La sanidad de Castilla y León anda revuelta últimamente y eso que sale bien parada en los informes y balances nacionales conocidos y la opinión de los usuarios, en términos generales, es más que aceptable. La paradoja puede radicar entonces en que las protestas, algunas tan sonadas como las de Ponferrada, Salamanca, Benavente o Burgos, no se dirigen precisamente hacia los profesionales del sector, sino hacia una forma de gestionar por parte de la Gerencia Regional que deja mucho que desear, al menos en el plano de las sensibilidades personales y el aconsejable diálogo. No hace falta tampoco ser un lince para saber lo fácil que puede resultar alentar las quejas en una materia como la que nos ocupa. Porque sabido es que con las cosas de la salud y el bolsillo no es, que digamos, muy complicado soliviantar desde posiciones políticas los ánimos de la gente y azuzar los vientos huracanados.

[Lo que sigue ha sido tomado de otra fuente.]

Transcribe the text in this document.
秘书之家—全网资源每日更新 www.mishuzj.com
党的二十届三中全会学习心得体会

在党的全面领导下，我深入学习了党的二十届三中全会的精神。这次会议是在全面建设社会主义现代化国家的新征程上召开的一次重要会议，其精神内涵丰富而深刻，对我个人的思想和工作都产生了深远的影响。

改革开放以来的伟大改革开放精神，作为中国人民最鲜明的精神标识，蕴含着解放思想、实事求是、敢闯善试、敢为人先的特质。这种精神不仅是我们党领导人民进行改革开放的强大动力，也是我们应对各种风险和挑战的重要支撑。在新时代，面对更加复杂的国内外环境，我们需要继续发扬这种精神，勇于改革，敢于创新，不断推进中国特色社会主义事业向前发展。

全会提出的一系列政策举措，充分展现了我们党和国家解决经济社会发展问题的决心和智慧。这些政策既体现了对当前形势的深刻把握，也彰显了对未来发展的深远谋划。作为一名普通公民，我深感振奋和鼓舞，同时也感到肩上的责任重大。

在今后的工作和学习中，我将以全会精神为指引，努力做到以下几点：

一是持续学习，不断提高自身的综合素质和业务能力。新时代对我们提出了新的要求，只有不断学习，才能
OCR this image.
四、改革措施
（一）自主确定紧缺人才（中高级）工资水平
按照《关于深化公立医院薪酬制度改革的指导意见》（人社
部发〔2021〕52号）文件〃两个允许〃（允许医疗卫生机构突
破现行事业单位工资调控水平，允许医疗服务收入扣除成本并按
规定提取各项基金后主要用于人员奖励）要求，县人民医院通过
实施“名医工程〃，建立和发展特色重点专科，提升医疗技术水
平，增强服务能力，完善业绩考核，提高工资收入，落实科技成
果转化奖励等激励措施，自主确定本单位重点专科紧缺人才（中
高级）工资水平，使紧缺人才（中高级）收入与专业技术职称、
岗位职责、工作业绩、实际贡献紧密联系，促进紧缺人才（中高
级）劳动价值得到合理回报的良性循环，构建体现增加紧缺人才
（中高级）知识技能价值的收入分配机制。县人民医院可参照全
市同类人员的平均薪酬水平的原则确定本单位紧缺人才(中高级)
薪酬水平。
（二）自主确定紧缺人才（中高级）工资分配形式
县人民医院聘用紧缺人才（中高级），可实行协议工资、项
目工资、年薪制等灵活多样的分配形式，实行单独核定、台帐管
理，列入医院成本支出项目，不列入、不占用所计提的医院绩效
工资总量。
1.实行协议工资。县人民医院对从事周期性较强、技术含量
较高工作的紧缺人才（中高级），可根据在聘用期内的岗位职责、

Pero, al margen de esas cuestiones más o menos apreciables, lo cierto es que para cualquier gobierno lo peor a lo que se puede enfrentar es al continuo desaire público de sus administrados por una mala gestión sanitaria. No se trata tanto de un cierre temporal de una planta u otra, o de la demora inasumible para una intervención quirúrgica de relevancia -circunstancias que seguro nadie desea y que, por desgracia, siempre han ido y venido como el Guadiana-, sino, más bien, de una cuestión de pura organización sanitaria y del equitativo reparto de los recursos públicos. No parece que las unidades de gestión promovidas por la Consejería hayan arreglado la situación, ni que el sistema haya mejorado la atención que se presta en el medio rural, donde curiosamente menos protestas hay y, en cambio, donde el desaguisado es creciente.

En fin, yo que los responsables de la Consejería me lo haría mirar.